Ceisler, a Western Pennsylvania native, says most Pennsylvanians are born and die in the state and, “even if we lose our jobs, we stay here.”
He says Obama faces some obstacles among state machine politicians. For example, “he did not play the street-money game in Philadelphia and there is resentment for that. … He probably did not get a good black vote because of that.”
Ceisler says Obama's map to winning the state is the same map that any Democrat uses: “Roll up big numbers in the city of Philadelphia and just not get your head handed to you in Western Pennsylvania and the rest of the state.”
“McCain is going to be extremely competitive in Pennsylvania,” he warns. “I think from a personality standpoint, he is going to play very well.”
McCain’s potential challenges here will be the same that they are in every rust-belt battleground: his economic message, his position on the war, and George Bush as baggage.
Oddly, McCain’s age works for him in Pennsylvania; lots of older voters will be happy to support his candidacy rather than risk someone younger.
The key for McCain is to win over Clinton Democrats from the primary as well as to maximize turnout among Republicans and pro-McCain coalitions.
He needs geographical voting blocs to go his way, too.

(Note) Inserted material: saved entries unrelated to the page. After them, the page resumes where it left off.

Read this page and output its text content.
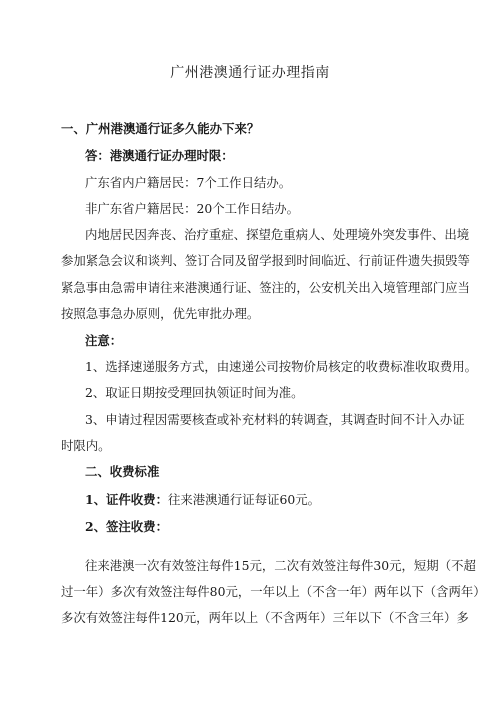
广州港澳通行证办理指南
一、广州港澳通行证多久能办下来？
答：港澳通行证办理时限：
广东省内户籍居民：7个工作日结办。
非广东省户籍居民：20个工作日结办。
内地居民因奔丧、治疗重症、探望危重病人、处理境外突发事件、出境
参加紧急会议和谈判、签订合同及留学报到时间临近、行前证件遗失损毁等
紧急事由急需申请往来港澳通行证、签注的，公安机关出入境管理部门应当
按照急事急办原则，优先审批办理。
注意：
1、选择速递服务方式，由速递公司按物价局核定的收费标准收取费用。
2、取证日期按受理回执领证时间为准。
3、申请过程因需要核查或补充材料的转调查，其调查时间不计入办证
时限内。
二、收费标准
1、证件收费：往来港澳通行证每证60元。
2、签注收费：
往来港澳一次有效签注每件15元，二次有效签注每件30元，短期（不超
过一年）多次有效签注每件80元，一年以上（不含一年）两年以下（含两年）
多次有效签注每件120元，两年以上（不含两年）三年以下（不含三年）多
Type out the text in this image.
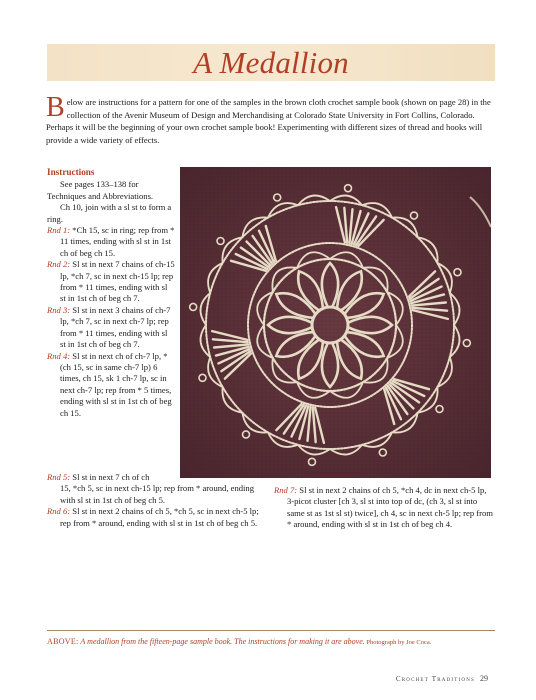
A Medallion
Below are instructions for a pattern for one of the samples in the brown cloth crochet sample book (shown on page 28) in the collection of the Avenir Museum of Design and Merchandising at Colorado State University in Fort Collins, Colorado. Perhaps it will be the beginning of your own crochet sample book! Experimenting with different sizes of thread and hooks will provide a wide variety of effects.
Instructions

See pages 133–138 for Techniques and Abbreviations.

Ch 10, join with a sl st to form a ring.

Rnd 1: *Ch 15, sc in ring; rep from * 11 times, ending with sl st in 1st ch of beg ch 15.

Rnd 2: Sl st in next 7 chains of ch-15 lp, *ch 7, sc in next ch-15 lp; rep from * 11 times, ending with sl st in 1st ch of beg ch 7.

Rnd 3: Sl st in next 3 chains of ch-7 lp, *ch 7, sc in next ch-7 lp; rep from * 11 times, ending with sl st in 1st ch of beg ch 7.

Rnd 4: Sl st in next ch of ch-7 lp, *(ch 15, sc in same ch-7 lp) 6 times, ch 15, sk 1 ch-7 lp, sc in next ch-7 lp; rep from * 5 times, ending with sl st in 1st ch of beg ch 15.

Rnd 5: Sl st in next 7 ch of ch

15, *ch 5, sc in next ch-15 lp; rep from * around, ending with sl st in 1st ch of beg ch 5.

Rnd 6: Sl st in next 2 chains of ch 5, *ch 5, sc in next ch-5 lp; rep from * around, ending with sl st in 1st ch of beg ch 5.

Rnd 7: Sl st in next 2 chains of ch 5, *ch 4, dc in next ch-5 lp, 3-picot cluster [ch 3, sl st into top of dc, (ch 3, sl st into same st as 1st sl st) twice], ch 4, sc in next ch-5 lp; rep from * around, ending with sl st in 1st ch of beg ch 4.

ABOVE: A medallion from the fifteen-page sample book. The instructions for making it are above. Photograph by Joe Coca.
Crochet Traditions 29
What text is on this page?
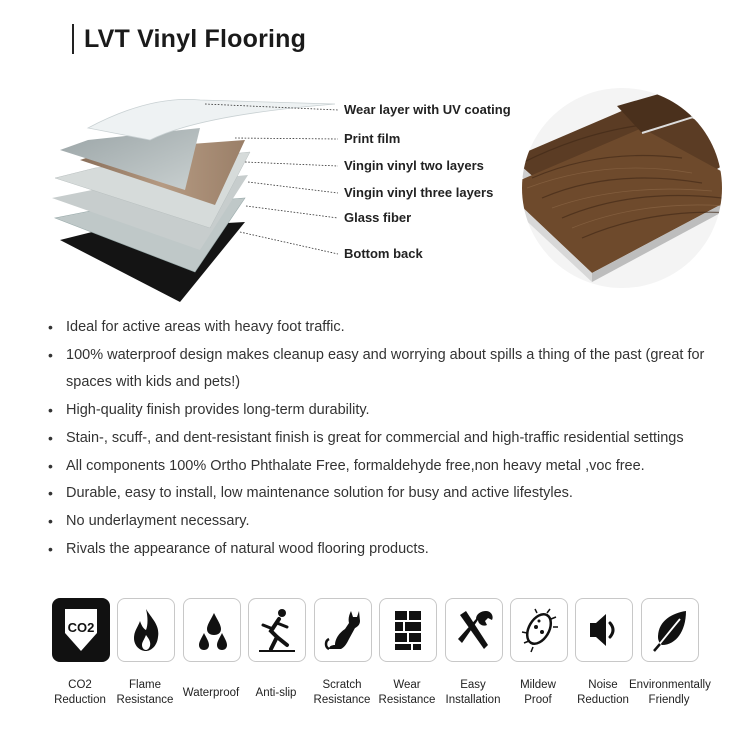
LVT Vinyl Flooring
Wear layer with UV coating
Print film
Vingin vinyl two layers
Vingin vinyl three layers
Glass fiber
Bottom back
• Ideal for active areas with heavy foot traffic.
• 100% waterproof design makes cleanup easy and worrying about spills a thing of the past (great for spaces with kids and pets!)
• High-quality finish provides long-term durability.
• Stain-, scuff-, and dent-resistant finish is great for commercial and high-traffic residential settings
• All components 100% Ortho Phthalate Free, formaldehyde free,non heavy metal ,voc free.
• Durable, easy to install, low maintenance solution for busy and active lifestyles.
• No underlayment necessary.
• Rivals the appearance of natural wood flooring products.
CO2
CO2
Reduction
Flame
Resistance
Waterproof	Anti-slip
Scratch
Resistance
Wear
Resistance
Easy
Installation
Mildew
Proof
Noise
Reduction
Environmentally
Friendly
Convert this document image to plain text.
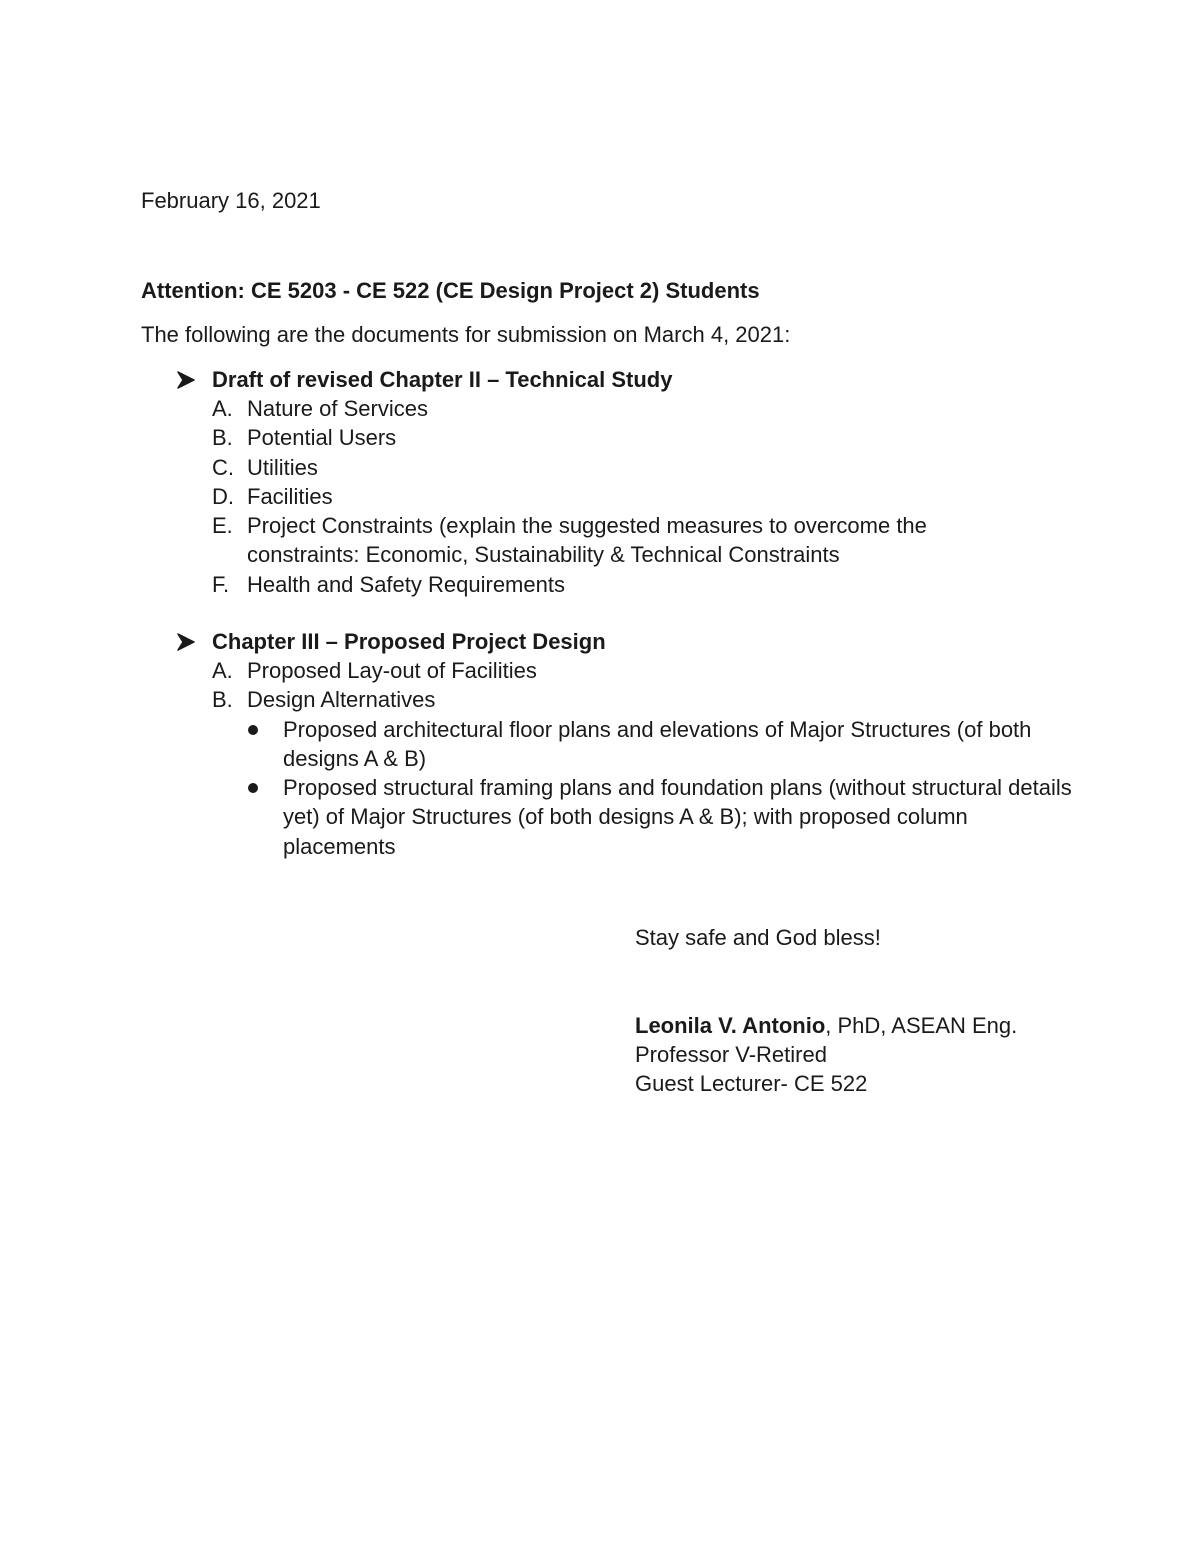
February 16, 2021
Attention: CE 5203 - CE 522 (CE Design Project 2) Students
The following are the documents for submission on March 4, 2021:
Draft of revised Chapter II – Technical Study
A. Nature of Services
B. Potential Users
C. Utilities
D. Facilities
E. Project Constraints (explain the suggested measures to overcome the constraints: Economic, Sustainability & Technical Constraints
F. Health and Safety Requirements
Chapter III – Proposed Project Design
A. Proposed Lay-out of Facilities
B. Design Alternatives
Proposed architectural floor plans and elevations of Major Structures (of both designs A & B)
Proposed structural framing plans and foundation plans (without structural details yet) of Major Structures (of both designs A & B); with proposed column placements
Stay safe and God bless!
Leonila V. Antonio, PhD, ASEAN Eng.
Professor V-Retired
Guest Lecturer- CE 522
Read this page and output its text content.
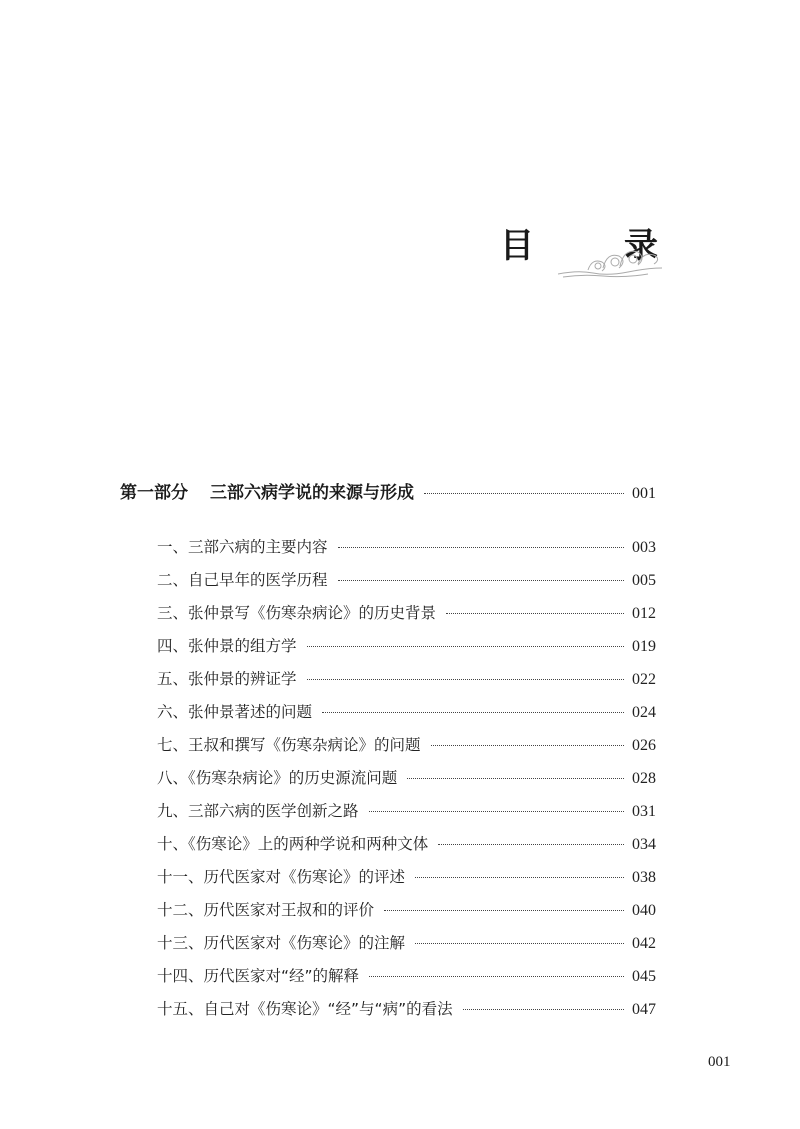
目　录
第一部分 三部六病学说的来源与形成	001
一、三部六病的主要内容	003
二、自己早年的医学历程	005
三、张仲景写《伤寒杂病论》的历史背景	012
四、张仲景的组方学	019
五、张仲景的辨证学	022
六、张仲景著述的问题	024
七、王叔和撰写《伤寒杂病论》的问题	026
八、《伤寒杂病论》的历史源流问题	028
九、三部六病的医学创新之路	031
十、《伤寒论》上的两种学说和两种文体	034
十一、历代医家对《伤寒论》的评述	038
十二、历代医家对王叔和的评价	040
十三、历代医家对《伤寒论》的注解	042
十四、历代医家对“经”的解释	045
十五、自己对《伤寒论》“经”与“病”的看法	047
001
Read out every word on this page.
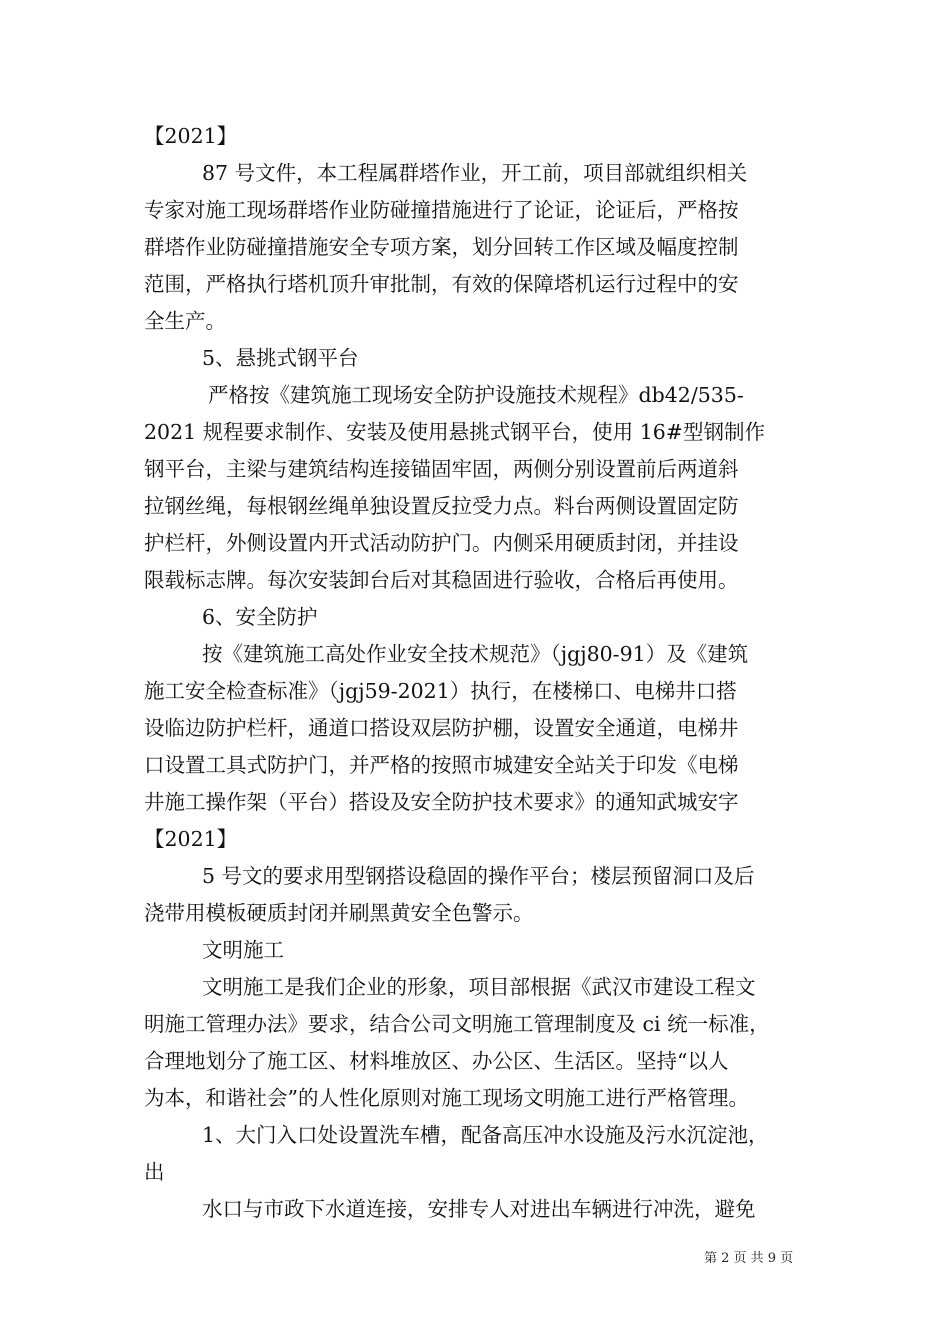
【2021】
87 号文件，本工程属群塔作业，开工前，项目部就组织相关
专家对施工现场群塔作业防碰撞措施进行了论证，论证后，严格按
群塔作业防碰撞措施安全专项方案，划分回转工作区域及幅度控制
范围，严格执行塔机顶升审批制，有效的保障塔机运行过程中的安
全生产。
5、悬挑式钢平台
严格按《建筑施工现场安全防护设施技术规程》db42/535-
2021 规程要求制作、安装及使用悬挑式钢平台，使用 16#型钢制作
钢平台，主梁与建筑结构连接锚固牢固，两侧分别设置前后两道斜
拉钢丝绳，每根钢丝绳单独设置反拉受力点。料台两侧设置固定防
护栏杆，外侧设置内开式活动防护门。内侧采用硬质封闭，并挂设
限载标志牌。每次安装卸台后对其稳固进行验收，合格后再使用。
6、安全防护
按《建筑施工高处作业安全技术规范》（jgj80-91）及《建筑
施工安全检查标准》（jgj59-2021）执行，在楼梯口、电梯井口搭
设临边防护栏杆，通道口搭设双层防护棚，设置安全通道，电梯井
口设置工具式防护门，并严格的按照市城建安全站关于印发《电梯
井施工操作架（平台）搭设及安全防护技术要求》的通知武城安字
【2021】
5 号文的要求用型钢搭设稳固的操作平台；楼层预留洞口及后
浇带用模板硬质封闭并刷黑黄安全色警示。
文明施工
文明施工是我们企业的形象，项目部根据《武汉市建设工程文
明施工管理办法》要求，结合公司文明施工管理制度及 ci 统一标准，
合理地划分了施工区、材料堆放区、办公区、生活区。坚持“以人
为本，和谐社会”的人性化原则对施工现场文明施工进行严格管理。
1、大门入口处设置洗车槽，配备高压冲水设施及污水沉淀池，
出
水口与市政下水道连接，安排专人对进出车辆进行冲洗，避免
第 2 页 共 9 页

He must win the traditionally conservative “T” across the top of the state and down the center – but he also must “corner” Obama, meaning a four-corner strategy of wins in Erie (the northwest), Allegheny, Washington and Westmoreland counties (the southwest), Scranton, Lackawanna, Luzerne and Wilkes-Barre (the northeast) and Bucks County (the southeast).
If he can box Obama in those regions, he’ll win Pennsylvania and the White House.
Ceisler cautions that Democrats should not forget “the Ridge factor” – former two-term Republican governor Tom Ridge, considered a hometown boy from Erie down to Allegheny County – “even if he is not on the ticket.”
Ceisler, Lebo and Sabato all agree that while it is not impossible for Obama to win without Pennsylvania, it will come down to how many red states turn blue, and whether they are enough to compensate.